By Mary Jane Chaignot

Categories: Jacob, Men in the Old Testament

  • Potiphar is only mentioned in 2 chapters in Genesis.
  • His name in Hebrew is a shortened version of Potiphera, which means “he whom Ra gave.” A modern interpretation might say, “He is God’s gift.”
  • After Joseph’s brothers sell him to the Midianites, they take him down to Egypt.
  • Potiphar buys Joseph as a household slave.
  • He has a good job as the “captain of the palace guard” and can afford to buy a good slave.
  • Potiphar’s duties most likely include supervising the guards and leading them during the procession for an execution.
  • In order for him to do his work outside the home, he needs the services of a trustworthy slave to manage his household.
  • Clearly, Joseph supplies that need.
  • Potiphar sees “that the Lord is with him and that the Lord gives him success in everything he does.”
  • That success trickles down and the “blessing of the Lord is on all that Potiphar has, in house and field.”
  • Potiphar is blessed because of Joseph.
  • Potiphar soon makes Joseph head of his household.
  • Potiphar entrusts Joseph with everything.
  • His only concern is the food that he eats.
  • Unfortunately, Potiphar’s wife is also enamored with Joseph.
  • According to the Quran, her name is Zuleika.
  • It probably means something like “brilliant beauty or lovely.”
  • Joseph is also described as “handsome and good-looking,” and one day she asks him to go to bed with her.
  • Joseph refuses, using a word that suggests the decision is difficult.
  • He says, “Look, with me here, my master has no concern about anything in the house, and he has put everything that he has in my hand.
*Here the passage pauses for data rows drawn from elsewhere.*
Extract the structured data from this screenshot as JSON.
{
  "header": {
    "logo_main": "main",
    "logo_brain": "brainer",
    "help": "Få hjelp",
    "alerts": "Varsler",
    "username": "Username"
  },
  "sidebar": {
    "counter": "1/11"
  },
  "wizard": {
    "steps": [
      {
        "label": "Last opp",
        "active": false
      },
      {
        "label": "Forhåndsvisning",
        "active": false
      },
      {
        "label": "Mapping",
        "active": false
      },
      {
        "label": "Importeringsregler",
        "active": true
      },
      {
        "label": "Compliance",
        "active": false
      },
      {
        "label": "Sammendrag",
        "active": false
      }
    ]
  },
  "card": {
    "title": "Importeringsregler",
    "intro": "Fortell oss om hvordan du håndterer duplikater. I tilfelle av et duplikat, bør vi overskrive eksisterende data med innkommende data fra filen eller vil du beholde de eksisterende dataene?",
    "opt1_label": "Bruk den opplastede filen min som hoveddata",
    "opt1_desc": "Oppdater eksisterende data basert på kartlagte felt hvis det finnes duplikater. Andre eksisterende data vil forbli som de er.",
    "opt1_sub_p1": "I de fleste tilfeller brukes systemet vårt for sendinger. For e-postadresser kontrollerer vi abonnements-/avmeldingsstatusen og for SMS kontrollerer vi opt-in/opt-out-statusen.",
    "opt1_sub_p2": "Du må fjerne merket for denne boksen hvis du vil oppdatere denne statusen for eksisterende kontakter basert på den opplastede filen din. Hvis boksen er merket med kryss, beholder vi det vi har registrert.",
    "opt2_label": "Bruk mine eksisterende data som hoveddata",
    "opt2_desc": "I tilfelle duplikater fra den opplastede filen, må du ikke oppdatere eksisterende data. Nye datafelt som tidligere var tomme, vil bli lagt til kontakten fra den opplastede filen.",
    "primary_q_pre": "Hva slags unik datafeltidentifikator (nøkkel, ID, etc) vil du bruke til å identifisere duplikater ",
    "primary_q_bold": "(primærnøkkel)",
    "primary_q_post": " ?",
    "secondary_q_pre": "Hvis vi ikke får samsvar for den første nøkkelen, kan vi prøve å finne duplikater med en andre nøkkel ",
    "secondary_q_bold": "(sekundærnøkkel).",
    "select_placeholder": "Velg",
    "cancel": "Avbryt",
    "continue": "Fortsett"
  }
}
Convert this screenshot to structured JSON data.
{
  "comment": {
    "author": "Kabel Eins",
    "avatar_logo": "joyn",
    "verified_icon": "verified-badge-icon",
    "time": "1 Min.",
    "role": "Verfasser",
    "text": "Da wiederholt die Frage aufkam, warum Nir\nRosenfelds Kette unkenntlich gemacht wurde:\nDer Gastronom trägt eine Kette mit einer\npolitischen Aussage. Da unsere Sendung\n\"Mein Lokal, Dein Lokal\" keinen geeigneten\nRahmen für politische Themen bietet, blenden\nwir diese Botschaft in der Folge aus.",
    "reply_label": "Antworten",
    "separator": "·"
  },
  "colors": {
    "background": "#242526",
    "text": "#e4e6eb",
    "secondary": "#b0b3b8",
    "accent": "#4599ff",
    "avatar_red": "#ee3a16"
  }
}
He is not greater in this house than I am, nor has he kept back anything from me except yourself, because you are his wife. How then could I do this great wickedness, and sin against God?”
  • It suggests that his high regard for Potiphar is a big factor in his decision. Scholars have wondered if the outcome would have been different if he had less regard for Potiphar.
  • Potiphar’s wife, however, “speaks to Joseph every day” hoping to convince him otherwise.
  • One day he is alone with her in the house. She catches hold of his garment insisting that he “lie” with her.
  • Joseph gets away and leaves her holding his garment in her hands.
  • She then calls out to the members of the household and accuses Joseph of attacking her saying, “My husband has brought among us a Hebrew to insult us!”
  • Her use of the word “us” is an attempt to garner their support against Joseph.
  • She claims she started screaming, and that’s when Joseph fled outside.
  • When Potiphar hears her story, he becomes enraged.
  • Though many scholars think the punishment should have been immediate death, Potiphar takes Joseph and puts him in a prison for officials.
  • Some have suggested that perhaps Potiphar doubts his wife’s account.
  • Even in prison, the Lord is with Joseph, and the prison’s commander soon puts him in charge.
  • The incident with Potiphar’s wife sets up the rest of the Joseph story and leads to his encounter with Pharaoh.
  • Altogether, Joseph spends 13 years in Egypt before he is elevated to second-in-command by Pharaoh. During some of that time, he is imprisoned, but the rest of it is spent in Potiphar’s house.
  • After Pharaoh appoints him overlord of Egypt, Joseph marries Asenath, the daughter of Potiphera, priest of On. Some scholars think this could be the same person as Potiphar. If that is the case, then Joseph marries the daughter of the woman who has accused him.
  • While it would force Potiphar and his wife to embrace Joseph as a son-in-law, there is really nothing in other biblical writings to support this one way or the other.
  • There is no further information about Potiphar or his wife.